“Bir sorun yok, o kendi halinde biridir.”
Böyle derler hakkında.
Sanki “kendi halinde olmak” her şeyi dışlayan, sessizliğin ve suskunluğun gizli bir kalkanıymış gibi…
Oysa bu ne sessiz bir kabulleniş ne de dış dünyanın telaşından çekilmekle ilgili. Bu, her rüzgarda savrulurken bile kök salmak için gösterilen direncin adı. İnsanlar bilmez; onun içinde kopan fırtınaları, patlamaya hazır volkanları, sönüp giden hevesleri… Belki de neye, kime değer vereceğini dahi bilmeden çıkılan bir yoldur bu.
Zamanla değişti o. Duyduklarından, gördüklerinden öğrendi. İlgisini, sevgisini sunduğu kişilerin geri dönüşsüzlüğünü gördükçe insanlara koyduğu mesafeler de değişti. Kimsenin ona verdiği değeri vermediği, çabasının karşılıksız kaldığı her an, onda bir taş daha yerinden oynadı. Kolay olmadı ayakta kalmak, ama yine de tutundu hayata; tıpkı bir ağaç gibi, köklerini daha derine salarak…
Kendi halinde olmak aslında göründüğünden çok daha derin bir hal. Sessizliğin içinde, etrafında kopan her fırtınaya rağmen sakin kalabilmeyi başarmak… Kimi zaman başkaları için “pasif” görünse de aslında içinde bir mücadele saklı. Sessizce kendi içinde çatışır, yaşadığı zorlukları kendi yöntemleriyle aşar. Çünkü bilir, ne yaşarsa yaşasın her yağmurun ardından güneş doğar. Zamanla düşse de kalkmayı öğrenmiştir; kalbinin kırıldığı yerlerden güçlenerek ayağa kalkmayı başarmıştır.
Çok fazla karmaşa istemediği için hayatında, eşyaları yerli yerinde olsun ister. İnsanları da aynı şekilde; kimin nerede durması gerektiğini belirlemeyi öğrenmiştir. Ona iyi gelmeyenleri geride bırakmak cesaret gerektirir; o bu cesareti de yavaş yavaş inşa etmiştir. Her sabah güneşle birlikte doğan yeni umutları kucaklar. Artık hayata bakışı farklıdır; kendi içinde bir düzen kurmuş, kendini mutlu edecek küçük şeyleri fark etmeye başlamıştır.

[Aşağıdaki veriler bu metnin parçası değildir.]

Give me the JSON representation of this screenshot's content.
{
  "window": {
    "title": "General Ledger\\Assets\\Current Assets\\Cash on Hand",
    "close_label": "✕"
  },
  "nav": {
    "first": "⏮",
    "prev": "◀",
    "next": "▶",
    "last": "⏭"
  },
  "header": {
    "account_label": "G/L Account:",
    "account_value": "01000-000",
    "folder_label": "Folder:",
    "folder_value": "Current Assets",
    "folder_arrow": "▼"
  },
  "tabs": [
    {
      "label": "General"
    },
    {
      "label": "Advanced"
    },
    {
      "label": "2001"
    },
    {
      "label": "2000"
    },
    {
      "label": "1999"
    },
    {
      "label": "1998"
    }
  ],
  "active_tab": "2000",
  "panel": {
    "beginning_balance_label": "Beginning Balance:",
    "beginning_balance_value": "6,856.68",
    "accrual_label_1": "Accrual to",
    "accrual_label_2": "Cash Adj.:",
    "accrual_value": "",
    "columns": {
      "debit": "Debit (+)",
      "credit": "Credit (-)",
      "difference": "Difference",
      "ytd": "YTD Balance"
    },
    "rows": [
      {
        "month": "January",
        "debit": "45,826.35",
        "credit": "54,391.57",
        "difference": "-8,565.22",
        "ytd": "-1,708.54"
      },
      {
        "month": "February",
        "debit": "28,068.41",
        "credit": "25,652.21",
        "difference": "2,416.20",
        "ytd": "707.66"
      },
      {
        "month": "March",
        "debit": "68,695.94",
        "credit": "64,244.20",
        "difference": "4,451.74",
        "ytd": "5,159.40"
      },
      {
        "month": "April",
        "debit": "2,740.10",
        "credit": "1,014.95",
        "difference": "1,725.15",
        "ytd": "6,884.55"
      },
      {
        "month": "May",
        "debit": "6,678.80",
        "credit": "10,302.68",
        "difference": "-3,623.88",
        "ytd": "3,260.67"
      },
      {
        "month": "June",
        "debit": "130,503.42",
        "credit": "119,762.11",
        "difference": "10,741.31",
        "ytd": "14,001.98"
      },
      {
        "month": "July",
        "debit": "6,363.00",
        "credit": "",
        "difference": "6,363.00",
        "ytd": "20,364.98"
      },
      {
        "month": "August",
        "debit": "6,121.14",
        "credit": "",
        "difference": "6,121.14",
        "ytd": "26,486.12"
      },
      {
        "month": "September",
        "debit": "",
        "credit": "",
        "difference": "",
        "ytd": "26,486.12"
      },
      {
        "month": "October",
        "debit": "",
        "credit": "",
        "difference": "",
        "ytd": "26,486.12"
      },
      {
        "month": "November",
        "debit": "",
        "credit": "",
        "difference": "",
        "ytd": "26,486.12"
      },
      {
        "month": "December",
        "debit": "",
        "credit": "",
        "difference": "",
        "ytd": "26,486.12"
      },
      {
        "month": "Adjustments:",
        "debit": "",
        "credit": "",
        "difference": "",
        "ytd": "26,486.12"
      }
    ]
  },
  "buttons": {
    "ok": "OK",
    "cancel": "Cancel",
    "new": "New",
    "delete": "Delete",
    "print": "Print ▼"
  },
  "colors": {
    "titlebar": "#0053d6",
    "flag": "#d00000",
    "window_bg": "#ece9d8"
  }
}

Bazen sadece pencerenin perdesini aralayıp, yeni bir güne “Merhaba” demek bile yeterlidir ona. Hayatın güzelliklerini keşfetmeye karar verdiği an, bir dönüm noktası olur. Yaşamı kendine zehir etmekten vazgeçer. Ona ilham veren o sözü hatırlar: “Sen çevrende tutunacak dal arama. Ağacın kendisi sensin.” İşte bu söz, ona tüm gücün kendi içinde saklı olduğunu hatırlatır. Başka birilerinden destek beklemek yerine, kendi köklerini sağlamlaştırmaya odaklanır.
Hayatın sunduğu her zorluğun bir sınav olduğunu anlar. Herkesin sınandığı bir şey vardır; kimisi sağlıkla, kimisi sevdikleriyle, kimisi yalnızlıkla, kimisi başarıyla… Ama o artık sınavlara başka bir gözle bakar, her sınavın aslında onu kendi içine daha çok yaklaştırdığını fark eder. Her gün, onu güçlendiren yeni bir karar alma fırsatıdır. Perdeyi aralayıp, derin bir nefesle günün ilk ışıklarını karşılarken kendine bir söz verir: “Tutunacak dal arama; ağacın kendisi sensin.”
O günden sonra hayatında yeni kararlar alır, küçük şeylerle mutlu olmayı seçer. Belki sadece pencereden dışarıyı izlemek, belki uzun bir kahvaltının tadını çıkarmak, güzel bir müzik eşliğinde kahve içmek, bir kitabın sayfalarında kaybolmak… Hayatın karmaşasından uzak, kendi sakin köşesinde mutluluğu yakalamaya başlar. Bazen karmaşık bir bulmacanın içinde kaybolmak ona iyi gelir; tıpkı hayat gibi. Her çözülmeyen soru, yeni bir öğrenme yolculuğudur.
Böylece kendi içinde dengeyi bulur; sessiz ama derin, sade ama anlam dolu bir hayat yaşamaya başlar. Yeni başlangıçlarla dolu, huzurlu ve mutlu günlere açılan bir kapıdır onun için her yeni sabah. Kendi halinde biri olmak, aslında tüm o karmaşanın içinde kendine dönüp huzuru bulmak demektir. Ve o, artık biliyordur ki; gerçekten de yaşamak güzel.